The second class of special fibers are made of plastic. Glass fibers have their limits, Jones noted, and optical strain gauges could be used in considerably more situations if only the fibers were more resilient. Plastic fibers are well-suited for monitoring plastic and composite structures for indications of excessive stress. However, according to the researchers, such fibers are only now being made sufficiently slender for interferometry.

The third class of fibers, for use in situations where communications fibers are most suitable, have tiny sensing structures constructed at the tip of a communication-type fiber. For example, the researchers use a laser to drill a hole that is only thousandths of a millimeter wide in the end of the fiber and cap it with a light-weight membrane.

"These microsensors may be the fastest-reacting pressure sensors in the world," declared Jones. "And they're so robust that we'll be using them to measure blast waves. In the current climate of increased terror threat, there's a huge demand for technology which could help to design bomb-proof buildings."
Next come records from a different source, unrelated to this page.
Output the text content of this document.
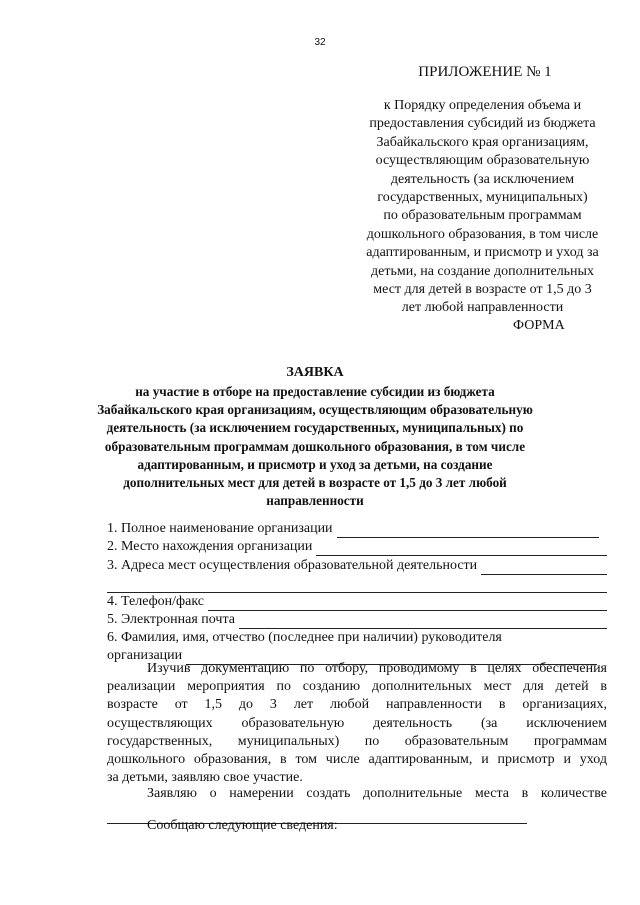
32
ПРИЛОЖЕНИЕ № 1
к Порядку определения объема и
предоставления субсидий из бюджета
Забайкальского края организациям,
осуществляющим образовательную
деятельность (за исключением
государственных, муниципальных)
по образовательным программам
дошкольного образования, в том числе
адаптированным, и присмотр и уход за
детьми, на создание дополнительных
мест для детей в возрасте от 1,5 до 3
лет любой направленности
ФОРМА
ЗАЯВКА
на участие в отборе на предоставление субсидии из бюджета
Забайкальского края организациям, осуществляющим образовательную
деятельность (за исключением государственных, муниципальных) по
образовательным программам дошкольного образования, в том числе
адаптированным, и присмотр и уход за детьми, на создание
дополнительных мест для детей в возрасте от 1,5 до 3 лет любой
направленности
1. Полное наименование организации
2. Место нахождения организации
3. Адреса мест осуществления образовательной деятельности
4. Телефон/факс
5. Электронная почта
6. Фамилия, имя, отчество (последнее при наличии) руководителя
организации
Изучив документацию по отбору, проводимому в целях обеспечения
реализации мероприятия по созданию дополнительных мест для детей в
возрасте от 1,5 до 3 лет любой направленности в организациях,
осуществляющих образовательную деятельность (за исключением
государственных, муниципальных) по образовательным программам
дошкольного образования, в том числе адаптированным, и присмотр и уход
за детьми, заявляю свое участие.
Заявляю о намерении создать дополнительные места в количестве
Сообщаю следующие сведения:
There is considerable interest in the micromachined miniature pressure sensors for instrumenting test models in explosive trials to investigate how airborne blast waves interact with structures. Such sensors use a micromachined silicon with silica or silicon nitride diaphragm. Heriot-Watt is collaborating with University of Sheffield, UK in such activities. Barton noted that their small size, fast response and immunity to electromagnetic interference give such fiber sensors an advantage over commercially available piezoceramic pressure gauges. Improved data from systematic trials will improve the numerical models used in design codes for blast effects.

The fiber sensors containing a membrane at the tip are hand-assembled and their performance will depend on the thickness and diameter of the diaphragm. In blast experiments, such sensors have achieved a pressure measurement capability of 6 bar, with a rise time of about three microseconds. Such sensors are capable of surviving temperatures of about 100 degrees C for short periods, limited by the epoxy used to seal the fiber into the sensor body.
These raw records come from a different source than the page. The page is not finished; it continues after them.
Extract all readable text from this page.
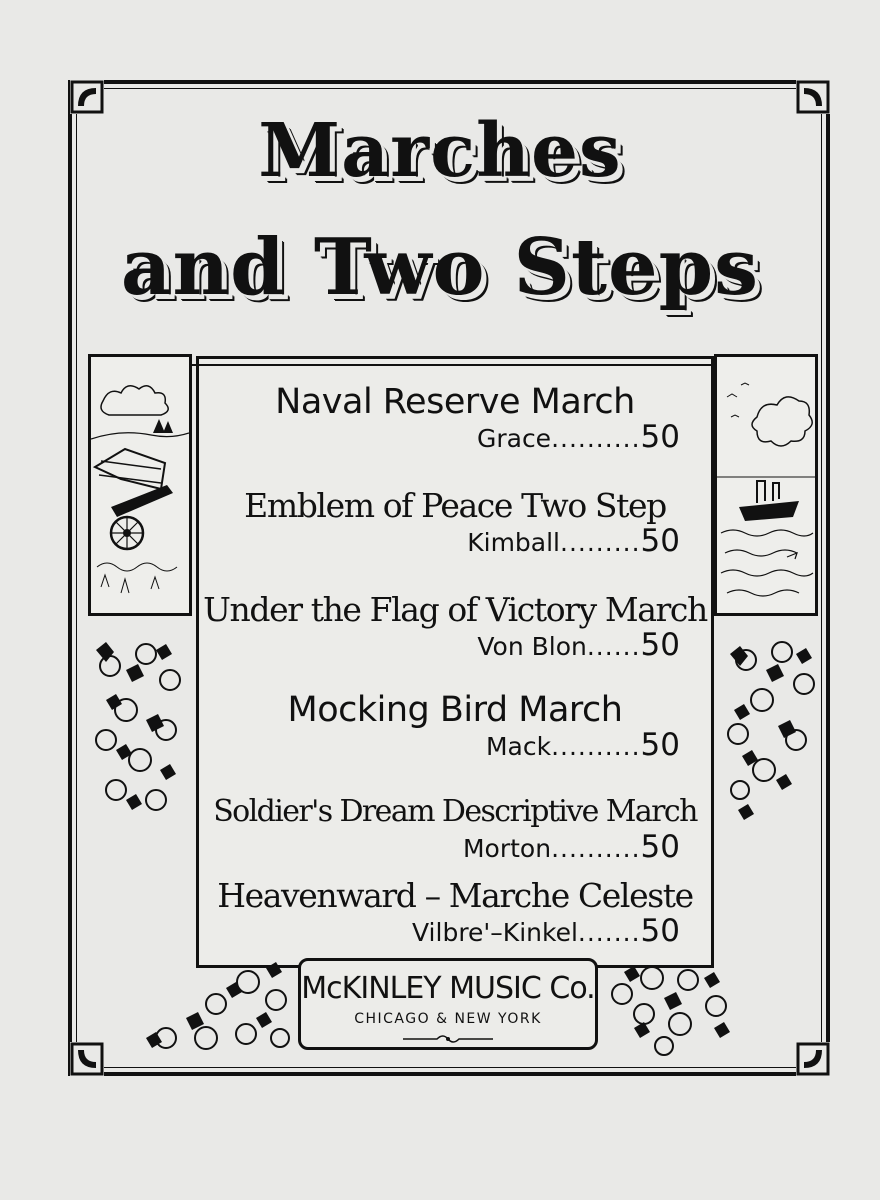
Marches
and Two Steps
Naval Reserve March
Grace..........50
Emblem of Peace Two Step
Kimball.........50
Under the Flag of Victory March
Von Blon......50
Mocking Bird March
Mack..........50
Soldier's Dream Descriptive March
Morton..........50
Heavenward – Marche Celeste
Vilbre'–Kinkel.......50
McKINLEY MUSIC Co.
CHICAGO & NEW YORK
Jones has noted that fiberoptic sensors are finding key opportunities to address real-word applications in such areas as, for example, power generation, air and sea guidance systems, food safety, and medicine. In medical applications, the fiberoptic sensor's small size and all-dielectric construction are advantageous, noted Barton.

According to Frost & Sullivan's World Optoelectronics Markets research service (published November 2003), global revenues for the optoelectronics market are projected to exceed $13.23 billion in 2009. The segmentation of the total optoelectronics revenues in 2009 by product type is projected to be (figures may not add due to rounding): high-brightness LEDs--59.7%; optocouplers--11.9%; photodetectors--10.3%; and laser diodes--18.0%.

According to Frost & Sullivan's North American Pressure Sensors Markets research service (published December 2003), overall revenues for the North American pressure sensors market are projected to reach $2.105 billion in 2009. The distribution of the overall North American pressure sensor revenues in 2009 by product type is expected to be (figures may not add due to rounding): bourdon tube gauges--12.3%; electronic pressure sensors--14.9%; micro-electromechanical systems (MEMS) pressure sensors--60.3%; vacuum pressure sensors--8.2%; and other types of pressure sensors (including linear variable differential transformer), piezoelectric, and fiberoptic pressure sensors--4.2%.